Key Takeaways
- XRP is currently valued at approximately $1.40 with its market capitalization hovering near $87 billion
- XRPL recorded $1.1 billion in net real-world asset capital inflows during a 30-day period, contrasting with outflows seen on Ethereum and Solana
- Real-world assets on XRPL are nearing $3.6 billion in total value, still trailing Ethereum’s $17 billion but experiencing faster growth
- XRP token holders receive limited direct advantages from ledger activity because of negligible fee burn mechanisms
- Using probability-weighted calculations, analysts forecast XRP could reach approximately $5.80 by 2031
XRP is currently hovering around the $1.40 mark, supported by a market capitalization approaching $87 billion and approximately 61.8 billion tokens in circulation. Recent attention has centered on the XRP Ledger’s real-world asset engagement rather than short-term price fluctuations of the token itself.

During the 30-day window concluding on May 13, XRPL documented $1.1 billion in net inflows for tokenized real-world assets. During this identical timeframe, both Ethereum and Solana experienced capital withdrawals exceeding hundreds of millions from their respective RWA segments.
Tokenization involves creating blockchain-based digital representations of traditional assets such as bonds, commodities, or stocks to enable accelerated settlement and transparent tracking. XRPL’s aggregate RWA valuation is nearing $3.6 billion, remaining considerably behind Ethereum’s $17 billion but demonstrating accelerated expansion.
A significant factor driving institutional preference for XRPL is its native integration of regulatory compliance mechanisms including KYC and AML capabilities directly within the protocol layer. Ethereum necessitates integrating comparable functionality through external service providers, introducing complexity that concerns conservative institutional asset managers.

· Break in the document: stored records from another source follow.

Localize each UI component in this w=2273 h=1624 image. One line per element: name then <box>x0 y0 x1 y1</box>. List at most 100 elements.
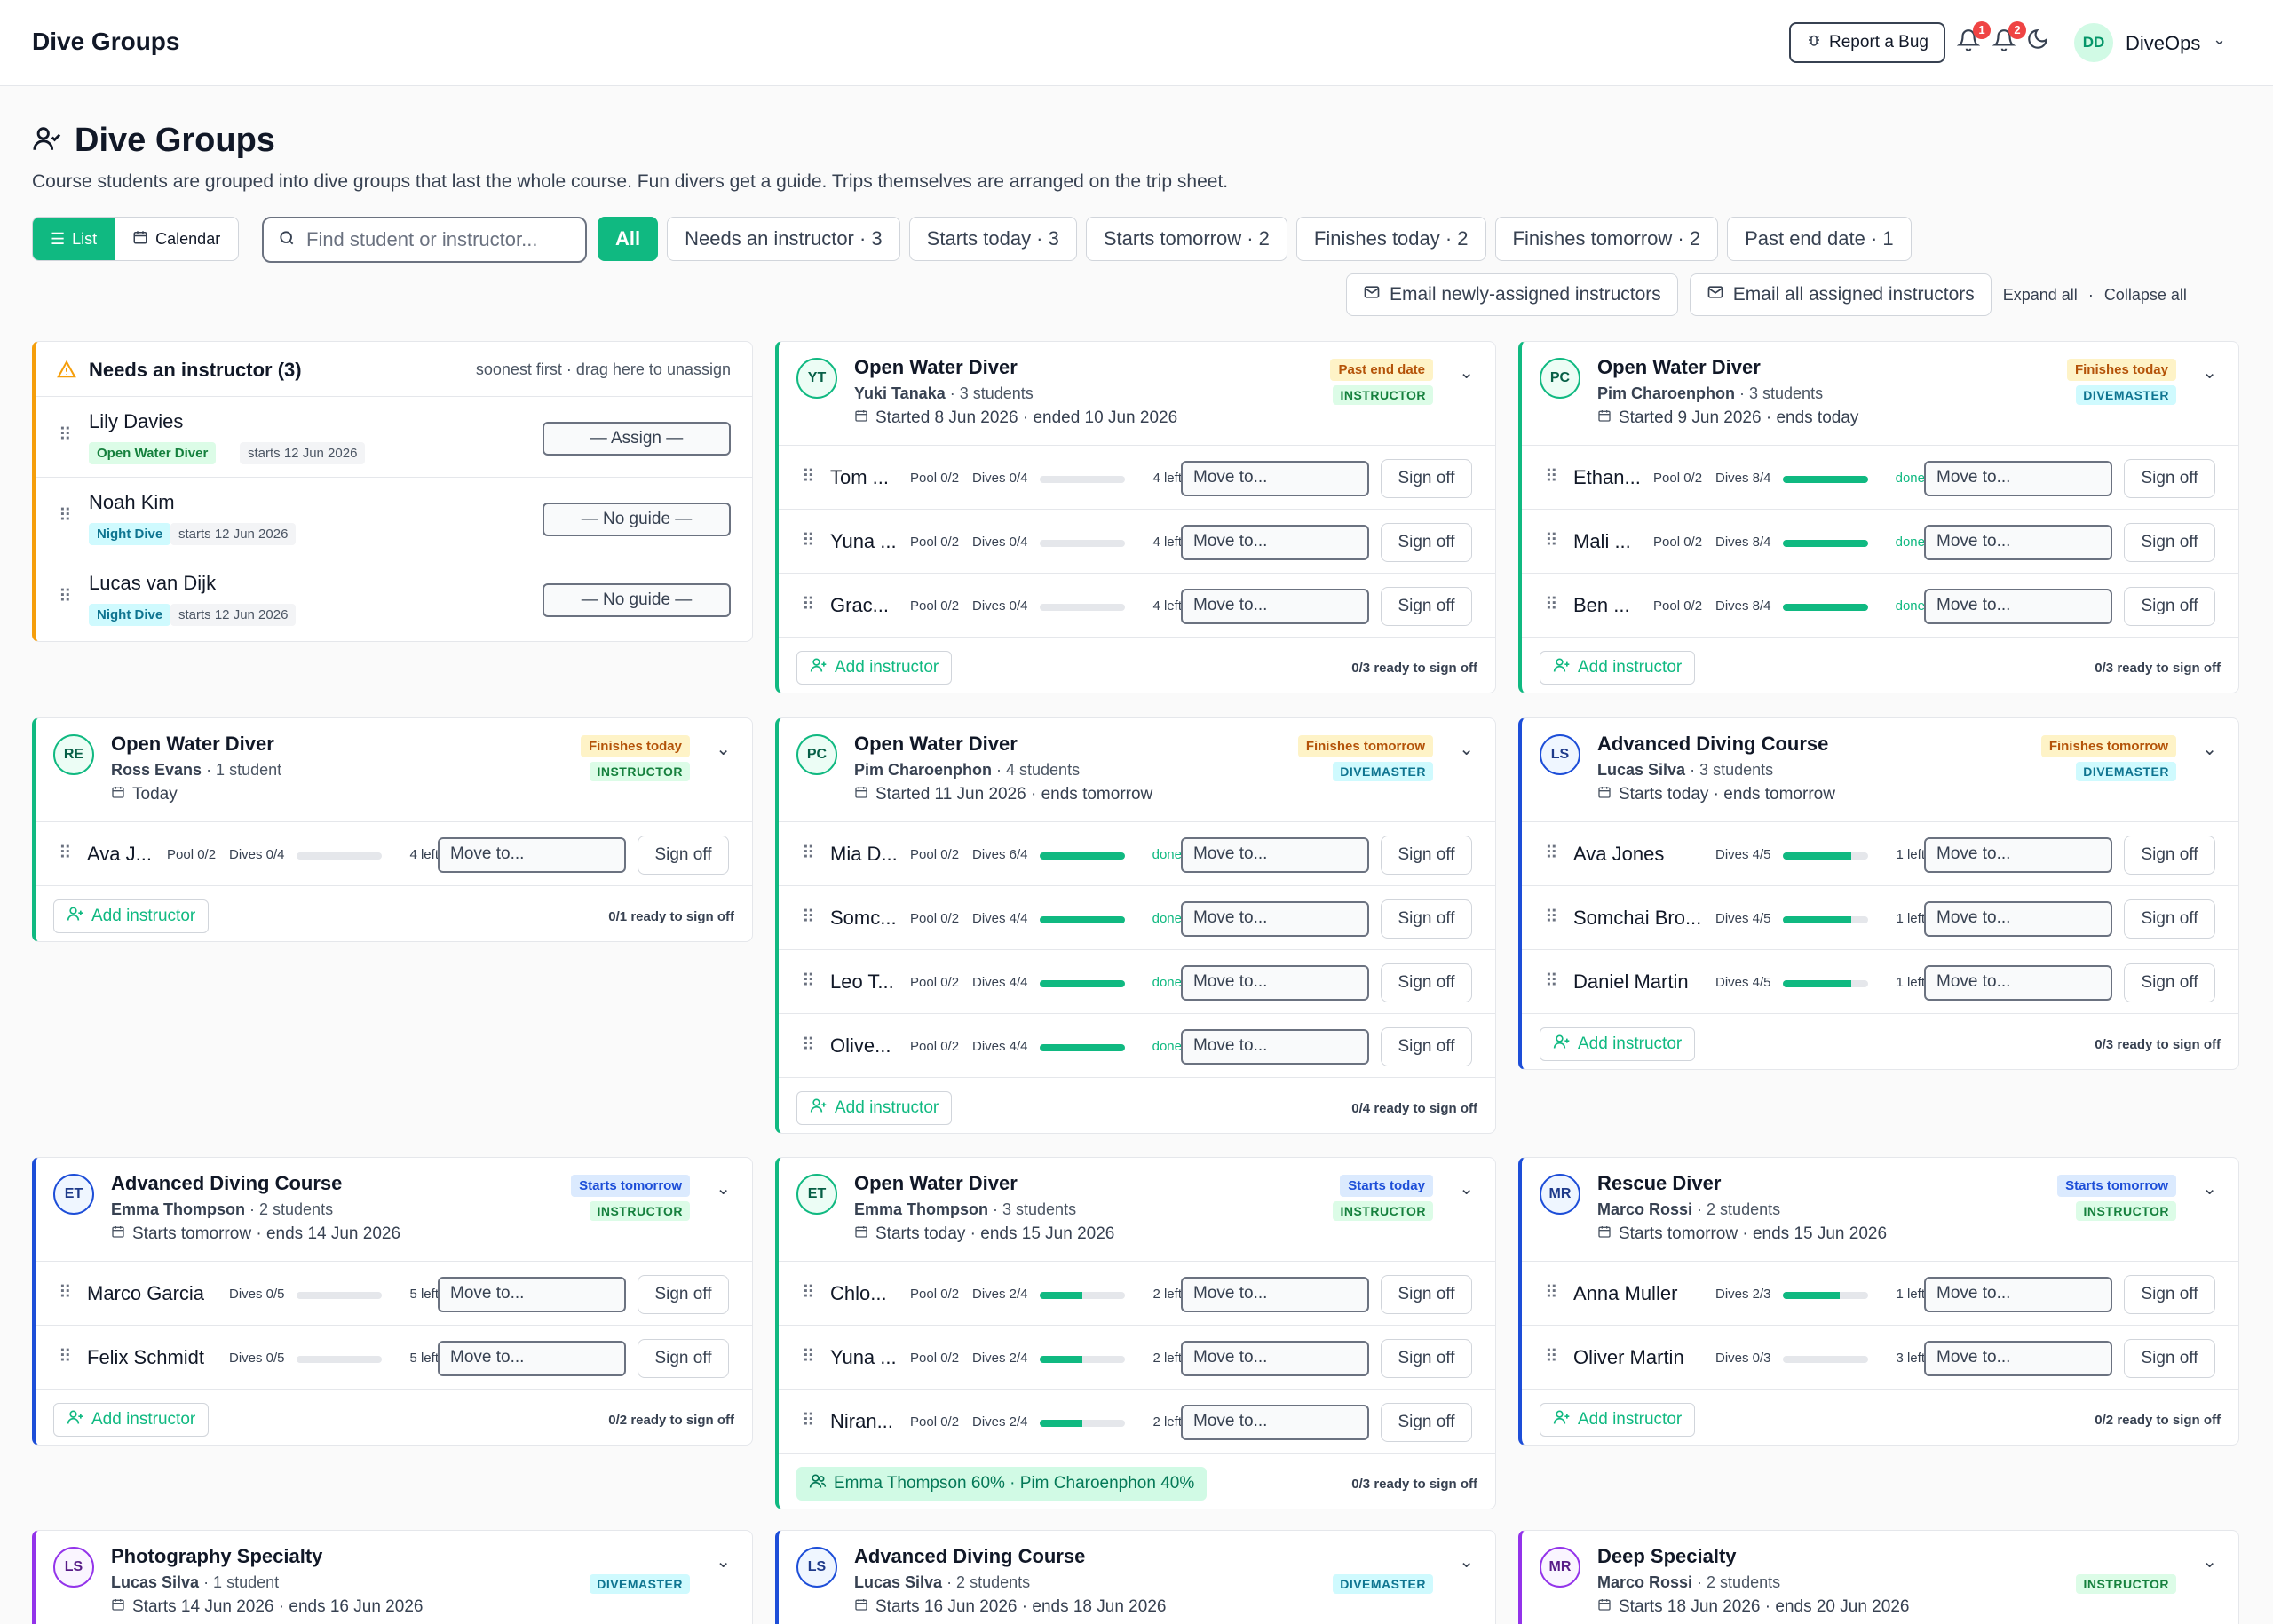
sign-off-button[interactable]: Sign off <box>2124 587 2215 626</box>
student-row[interactable]: ⠿ Daniel Martin Dives 4/5 1 left Move to... S… <box>1522 950 2238 1014</box>
sign-off-button[interactable]: Sign off <box>2124 459 2215 498</box>
move-to-select[interactable]: Move to... <box>1924 1341 2112 1376</box>
add-instructor-button[interactable]: Add instructor <box>53 1403 210 1437</box>
student-row[interactable]: ⠿ Anna Muller Dives 2/3 1 left Move to... Sig… <box>1522 1262 2238 1326</box>
drag-handle-icon[interactable]: ⠿ <box>1545 593 1558 615</box>
sign-off-button[interactable]: Sign off <box>2124 899 2215 939</box>
student-row[interactable]: ⠿ Oliver Martin Dives 0/3 3 left Move to... S… <box>1522 1326 2238 1390</box>
drag-handle-icon[interactable]: ⠿ <box>1545 1281 1558 1303</box>
move-to-select[interactable]: Move to... <box>1181 589 1369 624</box>
student-row[interactable]: ⠿ Grac... Pool 0/2 Dives 0/4 4 left Move to..… <box>779 574 1495 638</box>
report-bug-button[interactable]: Report a Bug <box>1789 22 1945 63</box>
sign-off-button[interactable]: Sign off <box>638 836 729 875</box>
move-to-select[interactable]: Move to... <box>438 1277 626 1312</box>
notifications-bell-button[interactable]: 1 <box>1955 21 1991 55</box>
add-instructor-button[interactable]: Add instructor <box>1540 1403 1696 1437</box>
filter-chip[interactable]: Past end date · 1 <box>1727 217 1912 261</box>
move-to-select[interactable]: Move to... <box>1181 965 1369 1001</box>
assign-select[interactable]: — Assign — <box>543 422 731 456</box>
student-row[interactable]: ⠿ Chlo... Pool 0/2 Dives 2/4 2 left Move to..… <box>779 1262 1495 1326</box>
drag-handle-icon[interactable]: ⠿ <box>802 1034 815 1056</box>
sign-off-button[interactable]: Sign off <box>638 1275 729 1314</box>
drag-handle-icon[interactable]: ⠿ <box>802 465 815 487</box>
student-row[interactable]: ⠿ Mia D... Pool 0/2 Dives 6/4 done Move to...… <box>779 822 1495 886</box>
dark-mode-toggle[interactable] <box>2026 28 2049 57</box>
user-name[interactable]: DiveOps <box>2126 32 2200 55</box>
student-row[interactable]: ⠿ Ben ... Pool 0/2 Dives 8/4 done Move to... S… <box>1522 574 2238 638</box>
search-field[interactable] <box>262 217 587 263</box>
filter-chip[interactable]: Finishes tomorrow · 2 <box>1494 217 1719 261</box>
drag-handle-icon[interactable]: ⠿ <box>1545 970 1558 992</box>
drag-handle-icon[interactable]: ⠿ <box>802 1281 815 1303</box>
student-row[interactable]: ⠿ Somc... Pool 0/2 Dives 4/4 done Move to... S… <box>779 886 1495 950</box>
sign-off-button[interactable]: Sign off <box>2124 1339 2215 1378</box>
sign-off-button[interactable]: Sign off <box>2124 836 2215 875</box>
move-to-select[interactable]: Move to... <box>1181 901 1369 937</box>
sign-off-button[interactable]: Sign off <box>2124 1275 2215 1314</box>
move-to-select[interactable]: Move to... <box>1181 1029 1369 1065</box>
student-row[interactable]: ⠿ Ethan... Pool 0/2 Dives 8/4 done Move to...… <box>1522 446 2238 510</box>
student-row[interactable]: ⠿ Ava Jones Dives 4/5 1 left Move to... Sign … <box>1522 822 2238 886</box>
move-to-select[interactable]: Move to... <box>1181 461 1369 496</box>
drag-handle-icon[interactable]: ⠿ <box>802 529 815 551</box>
move-to-select[interactable]: Move to... <box>1181 837 1369 873</box>
student-row[interactable]: ⠿ Ava J... Pool 0/2 Dives 0/4 4 left Move to.… <box>36 822 752 886</box>
sign-off-button[interactable]: Sign off <box>1381 836 1472 875</box>
add-instructor-button[interactable]: Add instructor <box>1540 1027 1696 1061</box>
student-row[interactable]: ⠿ Yuna ... Pool 0/2 Dives 0/4 4 left Move to.… <box>779 510 1495 574</box>
sign-off-button[interactable]: Sign off <box>1381 459 1472 498</box>
filter-chip[interactable]: Finishes today · 2 <box>1295 217 1486 261</box>
add-instructor-button[interactable]: Add instructor <box>796 1091 953 1125</box>
drag-handle-icon[interactable]: ⠿ <box>802 842 815 864</box>
student-row[interactable]: ⠿ Mali ... Pool 0/2 Dives 8/4 done Move to...… <box>1522 510 2238 574</box>
sign-off-button[interactable]: Sign off <box>1381 1275 1472 1314</box>
move-to-select[interactable]: Move to... <box>1924 589 2112 624</box>
unassigned-student-row[interactable]: ⠿ Noah Kim Night Dive starts 12 Jun 2026 — N… <box>36 478 752 558</box>
chevron-down-icon[interactable]: ⌄ <box>2202 361 2217 384</box>
drag-handle-icon[interactable]: ⠿ <box>802 593 815 615</box>
chevron-down-icon[interactable]: ⌄ <box>716 1177 731 1200</box>
sign-off-button[interactable]: Sign off <box>1381 587 1472 626</box>
student-row[interactable]: ⠿ Marco Garcia Dives 0/5 5 left Move to... Si… <box>36 1262 752 1326</box>
unassigned-student-row[interactable]: ⠿ Lily Davies Open Water Diver starts 12 Ju… <box>36 397 752 478</box>
drag-handle-icon[interactable]: ⠿ <box>1545 1345 1558 1367</box>
assign-select[interactable]: — No guide — <box>543 503 731 536</box>
list-view-button[interactable]: ☰ List <box>33 218 115 260</box>
email-new-instructors-button[interactable]: Email newly-assigned instructors <box>1346 273 1678 316</box>
unassigned-student-row[interactable]: ⠿ Lucas van Dijk Night Dive starts 12 Jun 2… <box>36 558 752 639</box>
move-to-select[interactable]: Move to... <box>1181 1341 1369 1376</box>
move-to-select[interactable]: Move to... <box>1924 965 2112 1001</box>
drag-handle-icon[interactable]: ⠿ <box>59 504 72 527</box>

How Does XRPL Expansion Impact XRP Token Holders?
Notwithstanding the ledger’s impressive inflows, XRP coin holders experience minimal direct advantages. Every XRPL transaction requires a minuscule XRP fee that gets permanently destroyed. However, since XRP’s 2012 inception, cumulative fee burns have totaled merely about 14 million tokens — approximately 0.014% of the total supply.
This dynamic indicates that billions in transaction volume can traverse the ledger without substantially decreasing XRP’s circulating supply or exerting upward price pressure. Ledger activity and token valuation represent distinct phenomena.
Market analyst Javon Marks shared on X that XRP is “still holding broken out against Bitcoin” and possesses potential to surpass it by nearly 800%. He established a price objective exceeding $15, characterizing the projection as “more and more feasible.” Marks referenced historical breakout formations that he believes validate this forecast.
Expert Perspectives on Five-Year Price Trajectories
Independent research outlines three potential scenarios for XRP leading into 2031. The baseline scenario positions pricing between $4 and $6, presuming consistent expansion aligned with broader cryptocurrency market trends. The optimistic scenario of $10 to $15 depends on XRP achieving widespread adoption as a settlement mechanism across payment networks and tokenized financial systems. The pessimistic scenario, ranging from $0.70 to $1.20, reflects circumstances where financial institutions gravitate toward stablecoins or proprietary blockchain solutions.
Calculating a probability-weighted mean across these three projections yields approximately $5.80.
Critical factors under analytical scrutiny include ETF availability for institutional capital deployment, regulatory framework development in primary jurisdictions, tangible expansion in XRP Ledger transaction volumes, and competitive pressures from Ethereum, Solana, and stablecoin-based payment infrastructure.
XRP is currently exchanging hands near $1.40, reflecting approximately 2.11% decline over the past 24 hours, while the ledger’s 30-day RWA inflow metric of $1.1 billion maintains substantial interest among institutional market participants.